At the same time, Andrew Flower's meticulously detailed and planned England side have seen their young players flounder (Stokes aside), their batting disintegrate, failed to spot that Jonathan Trott and Steven Finn were in no shape to play competitive cricket and didn't realise that Graeme Swann wasn't good enough to play the sport in any shape or form. And no one wants to explain why?

I cannot begin to suggest I know the detailed ins and outs of the Steven Finn issue but to me it seems bizarre to say the least and not without a whole heap of blame that should be shouldered by the ECB.

Steven Finn is now 24 years old, is 6ft 7in, can bowl at 90mph and had we were told modelled his action on Glenn McGrath (seems like a pretty good idea to me). Despite his sporadic inconsistency his International figures are more than respectable. He should be approaching his prime. So how did we get here?

Much has been made of Finn hitting the stumps constantly with his bowling arm. The rule change to make that a no ball prompting a revision of his action by his coaches.

Now I know it's not just as simple as 'move three inches to the left mate' but even to my layman's brain I honestly can't see that as a deal breaker.

Finn played the opening test in the English Summer and then was promptly dropped, he did not play well it has to be said. A similar occurrence was found in the previous Australian tour where he played at the start only to be left out later.
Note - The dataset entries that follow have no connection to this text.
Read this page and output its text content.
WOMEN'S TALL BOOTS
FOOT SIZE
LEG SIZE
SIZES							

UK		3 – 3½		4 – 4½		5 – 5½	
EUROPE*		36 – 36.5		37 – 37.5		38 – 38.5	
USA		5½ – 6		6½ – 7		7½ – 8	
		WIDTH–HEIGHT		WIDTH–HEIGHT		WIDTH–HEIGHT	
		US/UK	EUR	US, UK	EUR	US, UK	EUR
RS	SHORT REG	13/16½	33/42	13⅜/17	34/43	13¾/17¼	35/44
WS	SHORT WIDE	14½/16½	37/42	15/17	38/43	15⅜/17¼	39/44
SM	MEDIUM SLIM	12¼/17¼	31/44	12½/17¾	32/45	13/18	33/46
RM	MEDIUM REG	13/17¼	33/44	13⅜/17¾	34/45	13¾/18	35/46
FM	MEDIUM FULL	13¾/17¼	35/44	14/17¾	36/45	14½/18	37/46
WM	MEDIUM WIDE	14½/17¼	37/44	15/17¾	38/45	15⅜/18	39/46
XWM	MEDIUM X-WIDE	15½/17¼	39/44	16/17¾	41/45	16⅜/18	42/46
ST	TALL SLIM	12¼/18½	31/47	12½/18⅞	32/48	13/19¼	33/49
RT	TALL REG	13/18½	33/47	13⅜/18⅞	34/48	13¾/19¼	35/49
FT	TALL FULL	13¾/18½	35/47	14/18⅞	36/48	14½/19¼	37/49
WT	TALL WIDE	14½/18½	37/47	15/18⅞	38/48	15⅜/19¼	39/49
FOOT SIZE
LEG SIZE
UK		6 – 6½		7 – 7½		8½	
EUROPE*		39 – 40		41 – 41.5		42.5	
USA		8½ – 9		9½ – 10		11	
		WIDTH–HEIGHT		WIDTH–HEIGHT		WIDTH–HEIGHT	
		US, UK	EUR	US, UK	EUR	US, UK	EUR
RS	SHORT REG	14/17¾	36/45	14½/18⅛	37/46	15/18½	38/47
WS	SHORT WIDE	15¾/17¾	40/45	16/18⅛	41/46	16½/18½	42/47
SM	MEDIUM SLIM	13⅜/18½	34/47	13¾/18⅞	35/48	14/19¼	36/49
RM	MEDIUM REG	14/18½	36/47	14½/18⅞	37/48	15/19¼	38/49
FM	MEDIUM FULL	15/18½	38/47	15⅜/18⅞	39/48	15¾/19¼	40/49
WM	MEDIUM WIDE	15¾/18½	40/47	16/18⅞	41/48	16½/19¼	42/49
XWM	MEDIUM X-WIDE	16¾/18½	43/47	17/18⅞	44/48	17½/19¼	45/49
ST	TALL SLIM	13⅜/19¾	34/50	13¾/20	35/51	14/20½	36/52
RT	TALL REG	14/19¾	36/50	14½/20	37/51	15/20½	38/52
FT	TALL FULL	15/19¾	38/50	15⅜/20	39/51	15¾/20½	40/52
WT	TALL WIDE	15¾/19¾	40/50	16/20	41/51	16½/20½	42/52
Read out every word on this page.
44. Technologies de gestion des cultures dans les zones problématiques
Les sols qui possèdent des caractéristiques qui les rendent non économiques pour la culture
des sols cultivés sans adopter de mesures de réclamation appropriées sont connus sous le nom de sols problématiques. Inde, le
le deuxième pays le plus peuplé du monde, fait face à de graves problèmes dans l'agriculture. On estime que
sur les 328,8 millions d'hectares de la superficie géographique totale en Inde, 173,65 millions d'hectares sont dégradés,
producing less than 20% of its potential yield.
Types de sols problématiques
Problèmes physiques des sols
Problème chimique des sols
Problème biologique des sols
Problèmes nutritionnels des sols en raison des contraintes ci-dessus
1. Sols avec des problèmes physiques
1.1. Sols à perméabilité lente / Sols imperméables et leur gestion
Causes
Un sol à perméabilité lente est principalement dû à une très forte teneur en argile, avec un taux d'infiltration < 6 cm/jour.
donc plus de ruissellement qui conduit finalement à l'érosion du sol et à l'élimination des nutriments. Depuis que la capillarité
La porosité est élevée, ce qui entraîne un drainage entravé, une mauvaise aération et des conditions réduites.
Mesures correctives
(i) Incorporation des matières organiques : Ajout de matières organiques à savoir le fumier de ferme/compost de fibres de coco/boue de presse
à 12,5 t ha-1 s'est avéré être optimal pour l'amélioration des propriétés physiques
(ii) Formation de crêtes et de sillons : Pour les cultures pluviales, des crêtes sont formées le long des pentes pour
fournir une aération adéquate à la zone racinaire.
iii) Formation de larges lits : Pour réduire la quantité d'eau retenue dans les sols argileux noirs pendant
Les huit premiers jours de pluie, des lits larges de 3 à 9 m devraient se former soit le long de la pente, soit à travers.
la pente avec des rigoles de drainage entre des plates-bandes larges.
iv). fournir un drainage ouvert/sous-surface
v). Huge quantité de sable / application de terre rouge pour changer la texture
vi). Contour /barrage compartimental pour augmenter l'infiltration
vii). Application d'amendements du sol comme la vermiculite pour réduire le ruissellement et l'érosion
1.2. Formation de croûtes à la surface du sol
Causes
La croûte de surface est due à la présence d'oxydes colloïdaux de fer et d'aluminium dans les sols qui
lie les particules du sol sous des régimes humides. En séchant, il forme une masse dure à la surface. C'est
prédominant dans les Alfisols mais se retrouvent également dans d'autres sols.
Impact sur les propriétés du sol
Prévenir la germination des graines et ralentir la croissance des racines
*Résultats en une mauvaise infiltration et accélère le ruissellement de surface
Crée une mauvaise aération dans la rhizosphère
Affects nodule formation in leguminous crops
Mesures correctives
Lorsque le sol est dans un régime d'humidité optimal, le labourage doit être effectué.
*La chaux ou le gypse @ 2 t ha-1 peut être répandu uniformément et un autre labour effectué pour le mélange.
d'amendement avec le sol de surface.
From what I have read and been told, Finn was not really in contention for a place in the team on this tour from the outset, so if that was the case why on earth take him?

Whilst much of the problem is with his action, there is clearly a huge mental aspect to the problem too and one has to ask what effect the ECB's handling of Finn has had, constantly dropping him and then taking him on a tour with no prospect of any cricket.

It sounds as if the guy is completely shattered mentally and if that is the case then hitting the stumps as he bowls is clearly not the problem.

At a very basic level, I find it hard to understand how a centrally contracted and hugely talented player can at 24 years old have such fundamental technical problems that he is rendered unable to bowl.

It is like having a formula one driver and suddenly finding out he can't change gear properly. Why are these things not identified so much earlier?

This article is I'm sure hugely over simplifying the issue but it is born out of frustration that two players, Trott and Finn (we'll leave Swann to one side) who should have been mainstays of the side have been allowed to get to such dreadful stages in their careers.

This England tour has been a debacle and the potential loss of one of the game's bright young talents is just one more straw on an already broken camel's back - No Nonsense.